I used to love video games. When I was growing up, my mom would never let me play video games during the week, so after I did my chores on Saturday mornings, I got to play for a couple of hours. And it was such a frustratingly exciting time. There was so much emotion, effort and mental energy put into advancing to the next level. I had calluses on my thumbs. My controllers creaked because I would bend it like pressing a directional button harder would make a difference. I would get so excited when I beat a boss on the hardest level, and get so frustrated when that boss was impossible to beat. I remember one time I got so mad that I more or less flung the controller at the tv. The reason I’m still alive today is because the tv didn’t break…

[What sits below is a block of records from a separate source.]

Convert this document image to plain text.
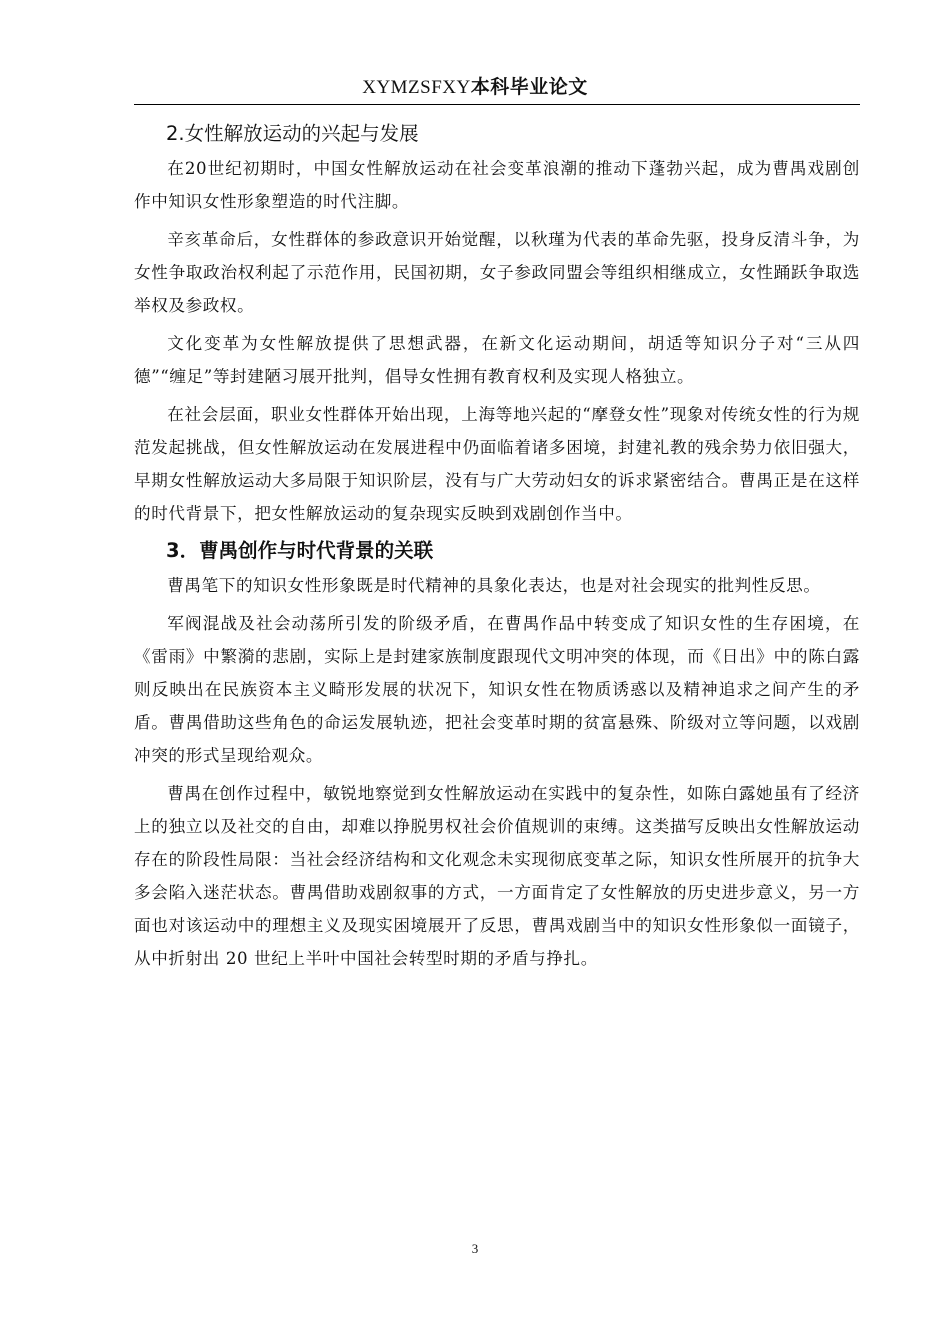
XYMZSFXY本科毕业论文
2.女性解放运动的兴起与发展

在20世纪初期时，中国女性解放运动在社会变革浪潮的推动下蓬勃兴起，成为曹禺戏剧创作中知识女性形象塑造的时代注脚。

辛亥革命后，女性群体的参政意识开始觉醒，以秋瑾为代表的革命先驱，投身反清斗争，为女性争取政治权利起了示范作用，民国初期，女子参政同盟会等组织相继成立，女性踊跃争取选举权及参政权。

文化变革为女性解放提供了思想武器，在新文化运动期间，胡适等知识分子对“三从四德”“缠足”等封建陋习展开批判，倡导女性拥有教育权利及实现人格独立。

在社会层面，职业女性群体开始出现，上海等地兴起的“摩登女性”现象对传统女性的行为规范发起挑战，但女性解放运动在发展进程中仍面临着诸多困境，封建礼教的残余势力依旧强大，早期女性解放运动大多局限于知识阶层，没有与广大劳动妇女的诉求紧密结合。曹禺正是在这样的时代背景下，把女性解放运动的复杂现实反映到戏剧创作当中。

3．曹禺创作与时代背景的关联

曹禺笔下的知识女性形象既是时代精神的具象化表达，也是对社会现实的批判性反思。

军阀混战及社会动荡所引发的阶级矛盾，在曹禺作品中转变成了知识女性的生存困境，在《雷雨》中繁漪的悲剧，实际上是封建家族制度跟现代文明冲突的体现，而《日出》中的陈白露则反映出在民族资本主义畸形发展的状况下，知识女性在物质诱惑以及精神追求之间产生的矛盾。曹禺借助这些角色的命运发展轨迹，把社会变革时期的贫富悬殊、阶级对立等问题，以戏剧冲突的形式呈现给观众。

曹禺在创作过程中，敏锐地察觉到女性解放运动在实践中的复杂性，如陈白露她虽有了经济上的独立以及社交的自由，却难以挣脱男权社会价值规训的束缚。这类描写反映出女性解放运动存在的阶段性局限：当社会经济结构和文化观念未实现彻底变革之际，知识女性所展开的抗争大多会陷入迷茫状态。曹禺借助戏剧叙事的方式，一方面肯定了女性解放的历史进步意义，另一方面也对该运动中的理想主义及现实困境展开了反思，曹禺戏剧当中的知识女性形象似一面镜子，从中折射出 20 世纪上半叶中国社会转型时期的矛盾与挣扎。

3
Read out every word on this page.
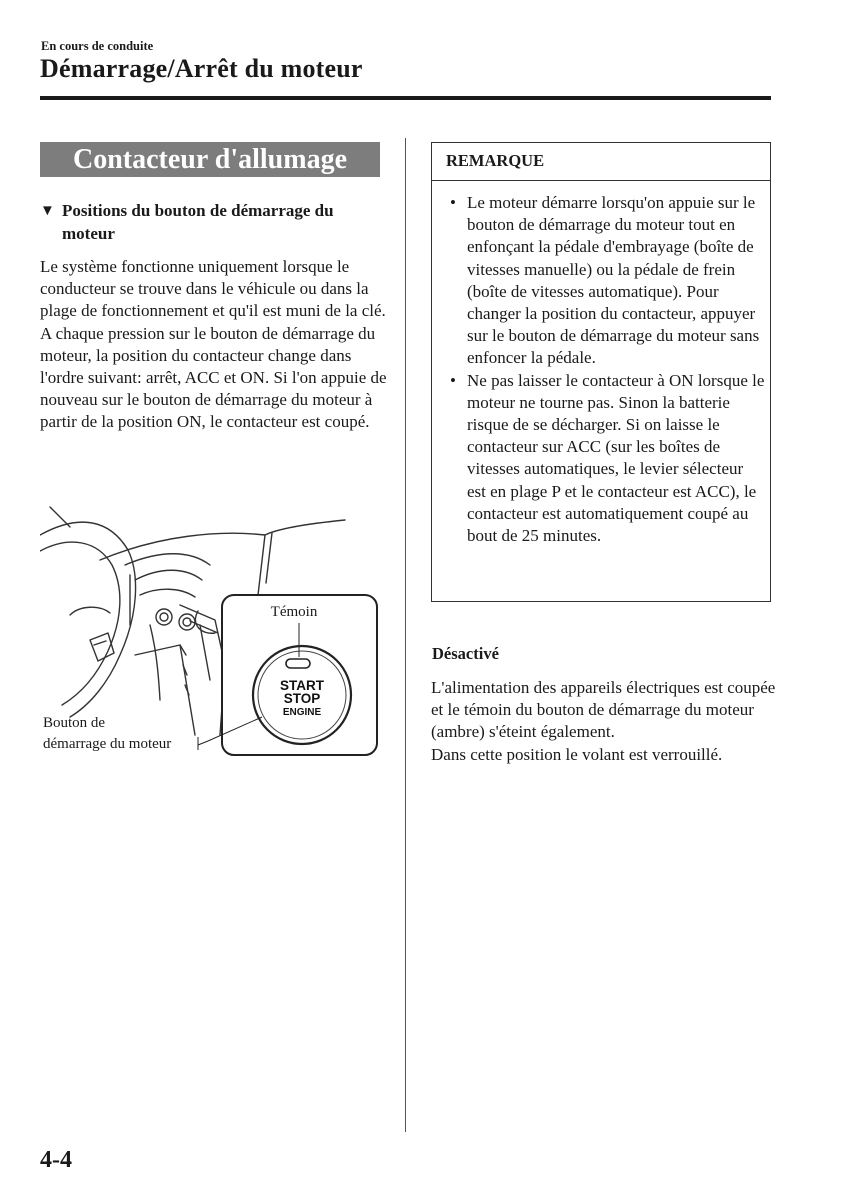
En cours de conduite
Démarrage/Arrêt du moteur
Contacteur d'allumage
▼ Positions du bouton de démarrage du moteur
Le système fonctionne uniquement lorsque le conducteur se trouve dans le véhicule ou dans la plage de fonctionnement et qu'il est muni de la clé.
A chaque pression sur le bouton de démarrage du moteur, la position du contacteur change dans l'ordre suivant: arrêt, ACC et ON. Si l'on appuie de nouveau sur le bouton de démarrage du moteur à partir de la position ON, le contacteur est coupé.
START
STOP
ENGINE
Témoin
Bouton de
démarrage du moteur
REMARQUE
• Le moteur démarre lorsqu'on appuie sur le bouton de démarrage du moteur tout en enfonçant la pédale d'embrayage (boîte de vitesses manuelle) ou la pédale de frein (boîte de vitesses automatique). Pour changer la position du contacteur, appuyer sur le bouton de démarrage du moteur sans enfoncer la pédale.
• Ne pas laisser le contacteur à ON lorsque le moteur ne tourne pas. Sinon la batterie risque de se décharger. Si on laisse le contacteur sur ACC (sur les boîtes de vitesses automatiques, le levier sélecteur est en plage P et le contacteur est ACC), le contacteur est automatiquement coupé au bout de 25 minutes.
Désactivé
L'alimentation des appareils électriques est coupée et le témoin du bouton de démarrage du moteur (ambre) s'éteint également.
Dans cette position le volant est verrouillé.
4-4
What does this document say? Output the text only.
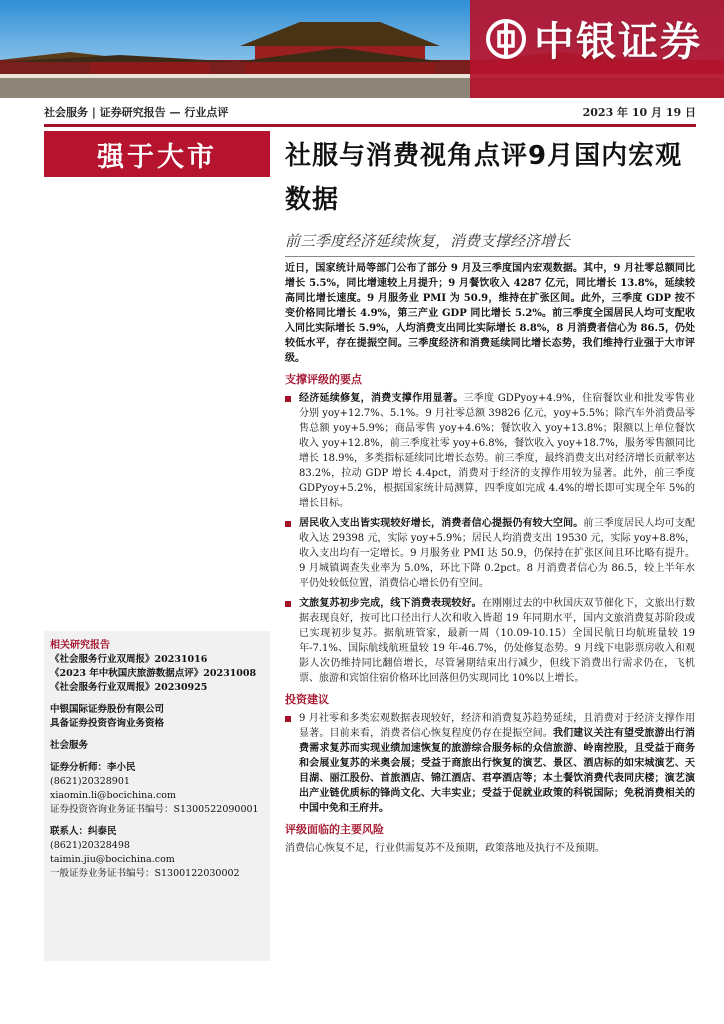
中银证券
社会服务 | 证券研究报告 — 行业点评	2023 年 10 月 19 日
强于大市	社服与消费视角点评9月国内宏观数据
前三季度经济延续恢复，消费支撑经济增长

近日，国家统计局等部门公布了部分 9 月及三季度国内宏观数据。其中，9 月社零总额同比增长 5.5%，同比增速较上月提升；9 月餐饮收入 4287 亿元，同比增长 13.8%，延续较高同比增长速度。9 月服务业 PMI 为 50.9，维持在扩张区间。此外，三季度 GDP 按不变价格同比增长 4.9%，第三产业 GDP 同比增长 5.2%。前三季度全国居民人均可支配收入同比实际增长 5.9%，人均消费支出同比实际增长 8.8%，8 月消费者信心为 86.5，仍处较低水平，存在提振空间。三季度经济和消费延续同比增长态势，我们维持行业强于大市评级。

支撑评级的要点

经济延续修复，消费支撑作用显著。三季度 GDPyoy+4.9%，住宿餐饮业和批发零售业分别 yoy+12.7%、5.1%。9 月社零总额 39826 亿元，yoy+5.5%；除汽车外消费品零售总额 yoy+5.9%；商品零售 yoy+4.6%；餐饮收入 yoy+13.8%；限额以上单位餐饮收入 yoy+12.8%，前三季度社零 yoy+6.8%，餐饮收入 yoy+18.7%，服务零售额同比增长 18.9%，多类指标延续同比增长态势。前三季度，最终消费支出对经济增长贡献率达 83.2%，拉动 GDP 增长 4.4pct，消费对于经济的支撑作用较为显著。此外，前三季度 GDPyoy+5.2%，根据国家统计局测算，四季度如完成 4.4%的增长即可实现全年 5%的增长目标。

居民收入支出皆实现较好增长，消费者信心提振仍有较大空间。前三季度居民人均可支配收入达 29398 元，实际 yoy+5.9%；居民人均消费支出 19530 元，实际 yoy+8.8%，收入支出均有一定增长。9 月服务业 PMI 达 50.9，仍保持在扩张区间且环比略有提升。9 月城镇调查失业率为 5.0%，环比下降 0.2pct。8 月消费者信心为 86.5，较上半年水平仍处较低位置，消费信心增长仍有空间。

文旅复苏初步完成，线下消费表现较好。在刚刚过去的中秋国庆双节催化下，文旅出行数据表现良好，按可比口径出行人次和收入皆超 19 年同期水平，国内文旅消费复苏阶段或已实现初步复苏。据航班管家，最新一周（10.09-10.15）全国民航日均航班量较 19 年-7.1%、国际航线航班量较 19 年-46.7%，仍处修复态势。9 月线下电影票房收入和观影人次仍维持同比翻倍增长，尽管暑期结束出行减少，但线下消费出行需求仍在，飞机票、旅游和宾馆住宿价格环比回落但仍实现同比 10%以上增长。

投资建议

9 月社零和多类宏观数据表现较好，经济和消费复苏趋势延续，且消费对于经济支撑作用显著。目前来看，消费者信心恢复程度仍存在提振空间。我们建议关注有望受旅游出行消费需求复苏而实现业绩加速恢复的旅游综合服务标的众信旅游、岭南控股，且受益于商务和会展业复苏的米奥会展；受益于商旅出行恢复的演艺、景区、酒店标的如宋城演艺、天目湖、丽江股份、首旅酒店、锦江酒店、君亭酒店等；本土餐饮消费代表同庆楼；演艺演出产业链优质标的锋尚文化、大丰实业；受益于促就业政策的科锐国际；免税消费相关的中国中免和王府井。

评级面临的主要风险

消费信心恢复不足，行业供需复苏不及预期，政策落地及执行不及预期。

相关研究报告
《社会服务行业双周报》20231016
《2023 年中秋国庆旅游数据点评》20231008
《社会服务行业双周报》20230925
中银国际证券股份有限公司
具备证券投资咨询业务资格
社会服务
证券分析师：李小民
(8621)20328901
xiaomin.li@bocichina.com
证券投资咨询业务证书编号：S1300522090001
联系人：纠泰民
(8621)20328498
taimin.jiu@bocichina.com
一般证券业务证书编号：S1300122030002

Now that I’m older, I don’t really make time for video games any more, which is probably a good thing. It takes up a lot of time. Not that I’m using that time to do anything productive, but the emotion that used to come out of that might have left as well. This past weekend, I was talking about emotions and said sometimes I feel like a robot, at which point, it was said that I might just be a grown-up to the core. And I think it really struck a chord in me. But it’s not like I don’t laugh and feel happiness or get pissed off and feel anger. I think excitement is a feeling that may not come out as much as it used to.

A couple of weekends ago, I made the 8 hour drive up to Lake Tahoe. The terribleness of a long drive is mitigated with great music or a great co-pilot. If you have both, then the drive just becomes a great memory.

On the way up, I was having a long discussion about happiness and I wondered how my life was filled with happiness. I think there are two scenarios.

1). Your life is constantly at a neutral emotion with spikes of happiness
2). Your life is at a state of happiness with dips of sadness.

One of those might be a “glass half full” statement, but I’m not sure which one is which. Basically the first one looks like a bunch of Stalagmites (which are like little cave boners) or the second one looks like a bunch of Stalactites (which are like little cave bangs). That might be like an “Alligator vs Crocodile” statement, but I’m not sure which one is which.

Maybe neither perception is a bad thing. Both of them use the base of happiness instead of sadness. Imagine if you had Stalactites with a baseline of no-emotion. Your life would pretty much have no happiness.

I realized that just because I don’t emote doesn’t mean that I don’t feel emotions. I think there is a lot going on behind the scenes, but they don’t always show.

Deciphering whether that last sentence was a justification or an explanation.

Thanks for reading.

– The Creaky Controller

hirachi

One Comment

  1. Dude quit hating on sweaty selfie shots at the gym. I’m a meat head what can i say?.